How to use dBm ↔ Watts ↔ Volts Converter

  1. 1Enter your values — the tool starts with realistic defaults for this exact use case, so the worked example is meaningful immediately.
  2. 2Read the live result and the worked-example panel, which substitutes your numbers into the formula step by step.
  3. 3Adjust any input to compare scenarios, then use Copy result or Copy permalink to share the calculation.

Why use dBm ↔ Watts ↔ Volts Converter?

  • Implements the real formula — P(mW) = 10^(dBm/10) — with the substitution shown, not a black box
  • Built for RF techs, SDR users and lab engineers protecting instrument inputs
  • Copy result and permalink buttons — share the exact calculation in a README, forum answer or design review
  • 100% free, no sign-up, runs entirely in your browser (works offline once loaded)

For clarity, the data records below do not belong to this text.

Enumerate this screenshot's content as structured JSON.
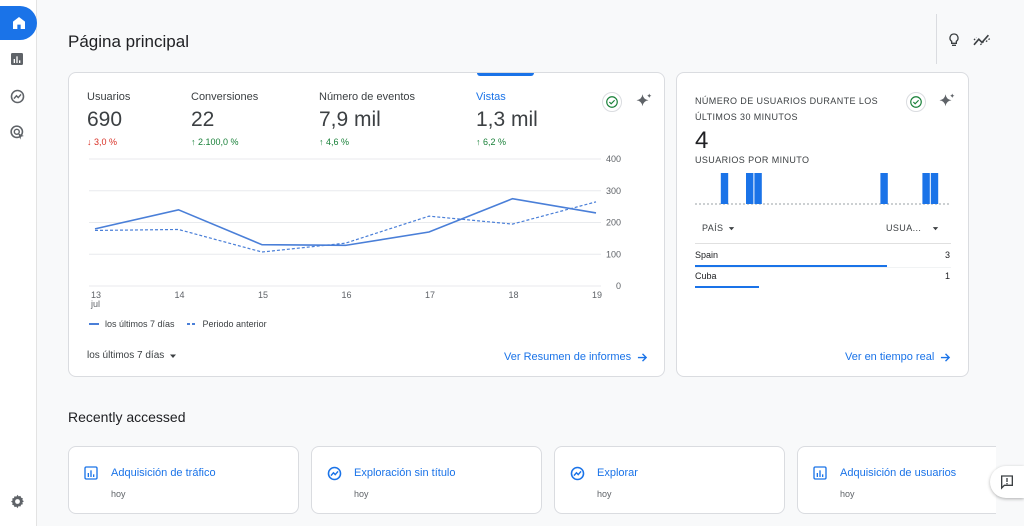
{
  "page": {
    "title": "Página principal"
  },
  "sidebar": {
    "items": [
      {
        "name": "home",
        "icon": "home-icon"
      },
      {
        "name": "reports",
        "icon": "bar-chart-icon"
      },
      {
        "name": "explore",
        "icon": "explore-icon"
      },
      {
        "name": "advertising",
        "icon": "advertising-icon"
      }
    ],
    "settings_icon": "gear-icon"
  },
  "toolbar": {
    "insights_icon": "lightbulb-icon",
    "trend_icon": "trend-icon"
  },
  "overview": {
    "metrics": [
      {
        "label": "Usuarios",
        "value": "690",
        "delta": "3,0 %",
        "direction": "down"
      },
      {
        "label": "Conversiones",
        "value": "22",
        "delta": "2.100,0 %",
        "direction": "up"
      },
      {
        "label": "Número de eventos",
        "value": "7,9 mil",
        "delta": "4,6 %",
        "direction": "up"
      },
      {
        "label": "Vistas",
        "value": "1,3 mil",
        "delta": "6,2 %",
        "direction": "up",
        "selected": true
      }
    ],
    "legend": {
      "current": "los últimos 7 días",
      "previous": "Periodo anterior"
    },
    "date_range": "los últimos 7 días",
    "link": "Ver Resumen de informes"
  },
  "chart_data": {
    "type": "line",
    "x_labels": [
      "13",
      "14",
      "15",
      "16",
      "17",
      "18",
      "19"
    ],
    "x_sublabel": "jul",
    "y_ticks": [
      0,
      100,
      200,
      300,
      400
    ],
    "ylim": [
      0,
      400
    ],
    "grid": true,
    "legend_position": "bottom-left",
    "series": [
      {
        "name": "los últimos 7 días",
        "style": "solid",
        "color": "#4a7fd8",
        "values": [
          180,
          240,
          130,
          128,
          170,
          275,
          230
        ]
      },
      {
        "name": "Periodo anterior",
        "style": "dashed",
        "color": "#4a7fd8",
        "values": [
          175,
          178,
          107,
          135,
          220,
          195,
          265
        ]
      }
    ]
  },
  "realtime": {
    "title": "NÚMERO DE USUARIOS DURANTE LOS ÚLTIMOS 30 MINUTOS",
    "value": "4",
    "subtitle": "USUARIOS POR MINUTO",
    "per_minute": [
      0,
      0,
      1,
      0,
      0,
      1,
      1,
      0,
      0,
      0,
      0,
      0,
      0,
      0,
      0,
      0,
      0,
      0,
      0,
      0,
      0,
      1,
      0,
      0,
      0,
      0,
      1,
      1,
      0,
      0
    ],
    "col_country": "PAÍS",
    "col_users": "USUA...",
    "rows": [
      {
        "country": "Spain",
        "users": "3",
        "share": 1.0
      },
      {
        "country": "Cuba",
        "users": "1",
        "share": 0.333
      }
    ],
    "link": "Ver en tiempo real"
  },
  "recent": {
    "title": "Recently accessed",
    "items": [
      {
        "name": "Adquisición de tráfico",
        "date": "hoy",
        "icon": "bar-chart-icon"
      },
      {
        "name": "Exploración sin título",
        "date": "hoy",
        "icon": "explore-icon"
      },
      {
        "name": "Explorar",
        "date": "hoy",
        "icon": "explore-icon"
      },
      {
        "name": "Adquisición de usuarios",
        "date": "hoy",
        "icon": "bar-chart-icon"
      }
    ]
  },
  "colors": {
    "accent": "#1a73e8",
    "up": "#188038",
    "down": "#d93025"
  }
}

Frequently asked questions

How do you calculate dbm to watts?+

Power levels between dBm, watts and volts at a given impedance follows P(mW) = 10^(dBm/10); V(rms) = √(P·Z). For example, 30 dBm = 1 W = 7.07 V rms into 50 Ω; WiFi's 20 dBm is 100 mW. The calculator applies the same relation and shows the substituted arithmetic so you can verify every step.

What dBm levels are dangerous to equipment?+

Most spectrum analyzers and SDR front-ends spec +10 to +20 dBm absolute max — a 5 W handheld (37 dBm) keyed near them induces damage even without a direct connection. Attenuators are cheaper than mixers; when in doubt, start with 30 dB inline.

Why do RF people use dBm instead of watts?+

Link math becomes addition: +30 dBm TX, −110 dB path, +12 dB antennas = −68 dBm received — try that in watts. The log scale also spans the absurd range of RF gracefully, from −174 dBm/Hz thermal noise to 80 dBm broadcast transmitters.

Is the dBm to Watts Converter free and private?+

Yes — completely free with no sign-up or usage limits, and it runs entirely in your browser: the values you enter are never uploaded or stored on a server.